まず、フレデリック・ヘムケ Frederick Hemke氏ソロの3枚のLP「Contest Music for Saxophone(Lapider Records)」「The American Saxophone(Brewster Records)」「Music for Tenor Saxophone(Brewster Records)」に関しては、kuri_saxoのトップページ→[クラシック・サクソフォンのレコード]に記述を追加したので、よろしければご覧ください。なぜか解らないけれど、HTMLを書くのって、ブログに記事を作るのよりずっと疲れる。たいしたタグは書いていないのだが。
CDに関してはこちらで書いておこう。アラン・ペッテション Allan Petterssonの交響曲第7番と交響曲第16番が入ったCD「ALLAN PETTERSSON - SYMPHONY No.7 & No.16(Swedish Society SCD 1002)」。ヘムケ氏とオーケストラの共演と言えば、シカゴ響との共演によるアルルや展覧会の絵といったところが有名だろうが(→レコーディングのリスト)、個人的にはオーケストラとの共演モノで最強ではないかと思っているのが、本CDである。
ヘムケ氏が参加しているのは「交響曲第16番」のほうなのだが、まずは作品の成立経緯についておさらいしておこう。みておこう。1979年、ヘムケ氏はペッテションに向けてサクソフォン作品委嘱の手紙を書くが、ペッテションは数ヶ月の後になんと20分に及ぶ単一楽章の交響曲を一曲、ヘムケ氏に送り返してしまったのだ。そうして完成した作品は、なんとオーケストラを従えてサクソフォンが延々と高難易度のソロを取り続けるというものなのであった。

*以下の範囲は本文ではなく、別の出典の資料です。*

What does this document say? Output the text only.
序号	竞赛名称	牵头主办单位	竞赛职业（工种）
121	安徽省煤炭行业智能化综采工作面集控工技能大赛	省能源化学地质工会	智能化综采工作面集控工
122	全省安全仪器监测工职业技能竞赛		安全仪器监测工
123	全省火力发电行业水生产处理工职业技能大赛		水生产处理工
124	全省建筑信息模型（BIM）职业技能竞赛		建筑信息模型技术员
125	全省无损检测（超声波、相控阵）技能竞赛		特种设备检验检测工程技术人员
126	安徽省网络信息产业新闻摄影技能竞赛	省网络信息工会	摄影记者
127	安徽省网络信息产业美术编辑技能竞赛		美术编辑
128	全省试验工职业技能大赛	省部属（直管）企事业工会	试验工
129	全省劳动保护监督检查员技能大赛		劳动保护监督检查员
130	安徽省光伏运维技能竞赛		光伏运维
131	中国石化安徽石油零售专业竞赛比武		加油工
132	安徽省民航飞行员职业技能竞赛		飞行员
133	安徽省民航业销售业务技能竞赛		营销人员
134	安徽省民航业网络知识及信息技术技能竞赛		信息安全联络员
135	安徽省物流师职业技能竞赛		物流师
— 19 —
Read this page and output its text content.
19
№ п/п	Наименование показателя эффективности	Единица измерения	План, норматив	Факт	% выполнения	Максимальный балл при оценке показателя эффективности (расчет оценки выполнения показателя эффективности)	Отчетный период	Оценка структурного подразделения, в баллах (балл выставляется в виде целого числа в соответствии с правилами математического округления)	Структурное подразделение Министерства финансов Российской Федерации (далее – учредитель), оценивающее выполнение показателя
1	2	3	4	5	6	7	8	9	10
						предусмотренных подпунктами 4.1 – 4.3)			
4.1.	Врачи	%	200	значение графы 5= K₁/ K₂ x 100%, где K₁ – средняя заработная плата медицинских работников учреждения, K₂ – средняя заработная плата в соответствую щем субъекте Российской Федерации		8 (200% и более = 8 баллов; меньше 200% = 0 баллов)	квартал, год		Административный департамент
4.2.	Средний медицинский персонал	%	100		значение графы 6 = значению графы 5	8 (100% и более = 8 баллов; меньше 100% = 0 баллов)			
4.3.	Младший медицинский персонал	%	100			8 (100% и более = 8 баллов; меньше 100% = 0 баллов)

作曲者は作品完成の1年後に死去。初演は1984年にユーリ・アロノヴィッチ指揮ストックホルム・フィルとサクソフォン独奏フレデリック・ヘムケ氏というコンビにて行われたが、さらにその初演クレジットのまま、同年のうちにレコーディングが行われた。オリジナル版のほか、ジョン=エドワルド・ケリー John Edward Kelly氏の手によって補筆がなされた版の録音も存在する。
さてその「交響曲第16番」ある時にはオーケストラと共に、またある時にはオーケストラに対抗しながら、孤高に吼え続けるサクソフォンは、実に強烈な印象を残すものである。20分にわたって超絶技巧を繰り返しながら、オーケストラの音の波に決して屈せず、(中間部ではいったん落ち着くけれど)勢いが戻った後半の最後までテンションを保持するのだ。真剣に聴くと、ちょっと恐ろしいくらい。ペッテションは、作曲当時かなり重い病を患っていたというが、じっと耳を傾けていると彼の悲痛な叫びが湧き上がってくるようである。
かなりハードな内容であるが(無調というわけではない)、ヘムケ氏のあまりにも見事な演奏…いや、"演奏"というよりまるで"戦闘"だが…を聴いてみたい方は、ぜひどうぞ。